While doing press for his upcoming action-thriller Non-Stop, producer Joel Silver revealed new details about an earlier version of Watchmen that was worked on by director Terry Gilliam and writer Sam Hamm, which was much different than Zack Snyder's version. If you haven't seen Watchmen or read the original graphic novel, there will be spoilers throughout the rest of this story.
While the producer felt that Zack Snyder approached the legendary graphic novel by Alan Moore in the right way, he revealed that the director was too slavish to the source material, and Terry Gilliam's take was a much better movie.
"It was a MUCH much better movie [...] I mean, Zack came at it the right way but was too much of a slave to the material. I was trying to get it BACK from the studio at that point, because I ended up with both V for Vendetta and Watchmen and I kinda lost Watchmen. I was happy with the way V came out, but we took a lot of liberties. That's one of the reasons Alan Moore was so unpleasant to deal with. The version of Watchmen that Zack made, they really felt the notion. They went to Comic-Con, they announced it, they showed things, the audience lost their minds but it wasn't enough to get a movie that would have that success."
Many fans believed that the graphic novel was "unadaptable" before the movie debuted in 2009, with the ending seen as the biggest hurdle. In the graphic novel, Adrian Veidt (Ozymandius) faked an alien squid attack on Earth to unite the warring nations of Earth. The adaptation, written by Alex Tse and David Hayter, replaced the squid attack with energy reactors that made it seem that Dr. Manhattan was the true villain.
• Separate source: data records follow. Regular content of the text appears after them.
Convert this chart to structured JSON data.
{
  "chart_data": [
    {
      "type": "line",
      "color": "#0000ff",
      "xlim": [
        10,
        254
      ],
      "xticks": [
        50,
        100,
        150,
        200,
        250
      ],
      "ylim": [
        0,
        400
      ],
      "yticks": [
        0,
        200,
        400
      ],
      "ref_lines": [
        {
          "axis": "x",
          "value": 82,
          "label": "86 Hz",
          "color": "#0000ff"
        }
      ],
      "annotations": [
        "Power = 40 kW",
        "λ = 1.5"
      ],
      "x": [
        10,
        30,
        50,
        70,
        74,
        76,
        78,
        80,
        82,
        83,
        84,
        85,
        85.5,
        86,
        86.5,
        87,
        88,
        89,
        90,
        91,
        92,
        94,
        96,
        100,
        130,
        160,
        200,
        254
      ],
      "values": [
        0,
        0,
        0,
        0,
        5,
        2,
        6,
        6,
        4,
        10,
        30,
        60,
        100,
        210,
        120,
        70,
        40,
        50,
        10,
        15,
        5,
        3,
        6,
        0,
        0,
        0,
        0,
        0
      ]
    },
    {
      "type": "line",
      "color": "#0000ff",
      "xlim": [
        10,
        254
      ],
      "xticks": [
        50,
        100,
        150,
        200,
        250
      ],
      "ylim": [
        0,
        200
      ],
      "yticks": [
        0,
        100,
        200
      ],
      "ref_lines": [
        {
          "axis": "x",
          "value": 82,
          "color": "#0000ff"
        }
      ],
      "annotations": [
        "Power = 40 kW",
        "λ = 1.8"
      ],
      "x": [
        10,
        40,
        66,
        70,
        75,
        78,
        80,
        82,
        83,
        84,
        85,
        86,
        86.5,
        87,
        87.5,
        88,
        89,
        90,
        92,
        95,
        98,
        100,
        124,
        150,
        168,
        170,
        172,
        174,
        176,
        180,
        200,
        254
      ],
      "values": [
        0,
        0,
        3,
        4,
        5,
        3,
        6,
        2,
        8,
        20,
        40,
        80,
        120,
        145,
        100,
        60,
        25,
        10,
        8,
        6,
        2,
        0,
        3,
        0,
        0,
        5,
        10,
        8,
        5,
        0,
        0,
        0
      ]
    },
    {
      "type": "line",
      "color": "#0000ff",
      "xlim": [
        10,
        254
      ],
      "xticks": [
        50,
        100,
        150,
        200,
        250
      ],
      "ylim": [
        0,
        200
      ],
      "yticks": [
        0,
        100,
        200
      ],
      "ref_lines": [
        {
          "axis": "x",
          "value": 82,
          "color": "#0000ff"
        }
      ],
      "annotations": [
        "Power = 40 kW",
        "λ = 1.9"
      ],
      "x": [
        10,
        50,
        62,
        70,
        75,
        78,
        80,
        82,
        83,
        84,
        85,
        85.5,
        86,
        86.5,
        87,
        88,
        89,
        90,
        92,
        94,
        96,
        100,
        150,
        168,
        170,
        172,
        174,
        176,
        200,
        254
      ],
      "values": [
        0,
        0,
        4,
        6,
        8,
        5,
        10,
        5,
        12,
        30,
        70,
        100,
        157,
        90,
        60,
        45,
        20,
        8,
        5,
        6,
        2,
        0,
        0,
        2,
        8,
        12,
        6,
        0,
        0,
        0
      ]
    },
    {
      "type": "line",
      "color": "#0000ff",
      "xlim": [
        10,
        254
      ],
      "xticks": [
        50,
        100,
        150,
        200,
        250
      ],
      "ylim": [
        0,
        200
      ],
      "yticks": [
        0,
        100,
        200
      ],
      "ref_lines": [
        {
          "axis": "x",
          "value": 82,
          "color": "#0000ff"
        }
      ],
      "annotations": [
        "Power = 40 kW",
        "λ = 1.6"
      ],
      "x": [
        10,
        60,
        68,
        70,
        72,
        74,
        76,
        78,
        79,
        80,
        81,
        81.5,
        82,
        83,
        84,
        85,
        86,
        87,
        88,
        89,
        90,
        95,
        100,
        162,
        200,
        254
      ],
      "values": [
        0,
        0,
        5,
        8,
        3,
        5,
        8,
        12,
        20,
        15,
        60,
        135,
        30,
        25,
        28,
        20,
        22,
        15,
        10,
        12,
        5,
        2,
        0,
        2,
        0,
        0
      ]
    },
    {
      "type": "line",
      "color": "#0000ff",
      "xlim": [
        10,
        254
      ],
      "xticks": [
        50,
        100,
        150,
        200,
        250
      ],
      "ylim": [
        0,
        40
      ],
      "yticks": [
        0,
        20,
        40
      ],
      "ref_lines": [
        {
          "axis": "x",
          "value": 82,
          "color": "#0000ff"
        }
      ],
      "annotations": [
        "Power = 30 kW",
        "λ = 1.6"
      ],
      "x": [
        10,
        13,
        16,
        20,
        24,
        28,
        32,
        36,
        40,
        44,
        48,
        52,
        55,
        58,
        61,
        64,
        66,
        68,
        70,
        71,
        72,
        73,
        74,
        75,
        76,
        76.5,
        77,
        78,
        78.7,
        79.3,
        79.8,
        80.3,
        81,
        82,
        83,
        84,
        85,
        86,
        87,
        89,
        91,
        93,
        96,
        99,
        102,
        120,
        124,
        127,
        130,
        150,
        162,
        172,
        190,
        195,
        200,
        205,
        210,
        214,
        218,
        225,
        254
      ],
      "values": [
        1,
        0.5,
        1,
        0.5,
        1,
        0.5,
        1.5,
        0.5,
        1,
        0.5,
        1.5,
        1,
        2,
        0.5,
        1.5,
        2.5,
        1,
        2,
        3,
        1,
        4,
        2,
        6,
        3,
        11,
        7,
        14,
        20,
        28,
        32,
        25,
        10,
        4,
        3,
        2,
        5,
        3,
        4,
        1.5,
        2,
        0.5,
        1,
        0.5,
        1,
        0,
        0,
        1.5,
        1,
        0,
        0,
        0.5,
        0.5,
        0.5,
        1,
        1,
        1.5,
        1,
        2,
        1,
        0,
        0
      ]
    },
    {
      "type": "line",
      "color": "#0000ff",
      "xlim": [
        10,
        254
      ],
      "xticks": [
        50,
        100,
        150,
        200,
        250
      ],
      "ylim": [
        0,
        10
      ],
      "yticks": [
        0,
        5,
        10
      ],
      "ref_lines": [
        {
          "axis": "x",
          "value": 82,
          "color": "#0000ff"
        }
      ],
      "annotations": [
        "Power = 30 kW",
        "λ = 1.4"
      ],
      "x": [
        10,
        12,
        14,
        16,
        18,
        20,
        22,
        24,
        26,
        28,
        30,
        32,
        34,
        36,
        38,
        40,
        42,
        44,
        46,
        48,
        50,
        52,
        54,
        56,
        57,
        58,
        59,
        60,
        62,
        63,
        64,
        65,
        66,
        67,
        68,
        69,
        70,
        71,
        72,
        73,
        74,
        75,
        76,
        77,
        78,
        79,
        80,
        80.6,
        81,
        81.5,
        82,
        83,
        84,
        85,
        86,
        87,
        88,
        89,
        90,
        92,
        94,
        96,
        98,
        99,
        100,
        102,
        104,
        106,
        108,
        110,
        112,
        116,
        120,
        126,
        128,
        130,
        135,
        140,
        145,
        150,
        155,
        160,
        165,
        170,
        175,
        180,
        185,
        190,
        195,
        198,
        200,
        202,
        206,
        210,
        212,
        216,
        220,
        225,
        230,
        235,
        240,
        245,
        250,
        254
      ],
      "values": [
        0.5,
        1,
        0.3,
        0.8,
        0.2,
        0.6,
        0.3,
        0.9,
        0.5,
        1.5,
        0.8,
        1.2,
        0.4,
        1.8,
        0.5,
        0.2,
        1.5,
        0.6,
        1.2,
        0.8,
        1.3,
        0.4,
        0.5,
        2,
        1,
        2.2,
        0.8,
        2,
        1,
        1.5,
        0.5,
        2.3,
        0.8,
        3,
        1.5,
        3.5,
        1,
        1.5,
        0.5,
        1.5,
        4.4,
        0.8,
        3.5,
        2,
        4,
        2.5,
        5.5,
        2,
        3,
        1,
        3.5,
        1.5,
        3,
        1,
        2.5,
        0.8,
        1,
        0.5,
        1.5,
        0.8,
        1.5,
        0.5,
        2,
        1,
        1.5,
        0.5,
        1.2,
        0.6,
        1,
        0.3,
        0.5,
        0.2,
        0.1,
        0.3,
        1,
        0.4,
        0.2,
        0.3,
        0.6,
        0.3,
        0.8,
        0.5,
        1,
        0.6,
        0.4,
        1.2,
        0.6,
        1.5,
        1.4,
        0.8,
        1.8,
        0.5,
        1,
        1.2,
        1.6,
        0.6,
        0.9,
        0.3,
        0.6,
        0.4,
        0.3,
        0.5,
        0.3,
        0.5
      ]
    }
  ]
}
Joel Silver revealed that Terry Gilliam and writer Sam Hamm's take on the ending represented a significant departure from the graphic novel.
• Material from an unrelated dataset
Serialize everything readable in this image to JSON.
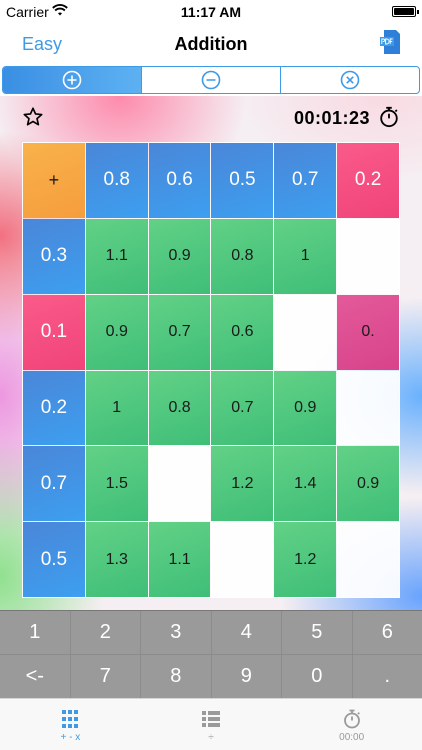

"What Terry had done, and it was a Sam Hamm script-who had written a script that everybody loved for the first Batman -and then he brought in a guy who'd worked for him to do work on it [Charles McKeown, co-writer of Brazil]. What he did was he told the story as-is, but instead of the whole notion of the intergalactic thing which was too hard and too silly, what he did was he maintained that the existence of Doctor Manhattan had changed the whole balance of the world economy, the world political structure. He felt that THAT character really altered the way reality had been. He had the Ozymandias character convince, essentially, the Doctor Manhattan character to go back and stop himself from being created, so there never would be a Doctor Manhattan character. He was the only character with real supernatural powers, he went back and prevented himself from being turned into Doctor Manhattan, and in the vortex that was created after that occurred these characters from Watchmen only became characters in a comic book."
It's interesting to ponder how the landscape would have changed, had Jon Osterman not turned into Dr. Manhattan, who is the only one of the Watchmen who had superhuman powers.
"So the three characters, I think it was Rorschach and Nite Owl and Silk Spectre, they're all of the sudden in Times Square and there's a kid reading a comic book. They become like the people in Times Square dressing up like characters as opposed to really BEING those characters. There's a kid reading the comic book and he's like, 'Hey, you're just like in my comic book.' It was very smart, it was very articulate, and it really gave a very satisfying resolution to the story, but it just didn't happen. Lost to time [...] But I did like the  movie, very much. Zack did great stuff in it!"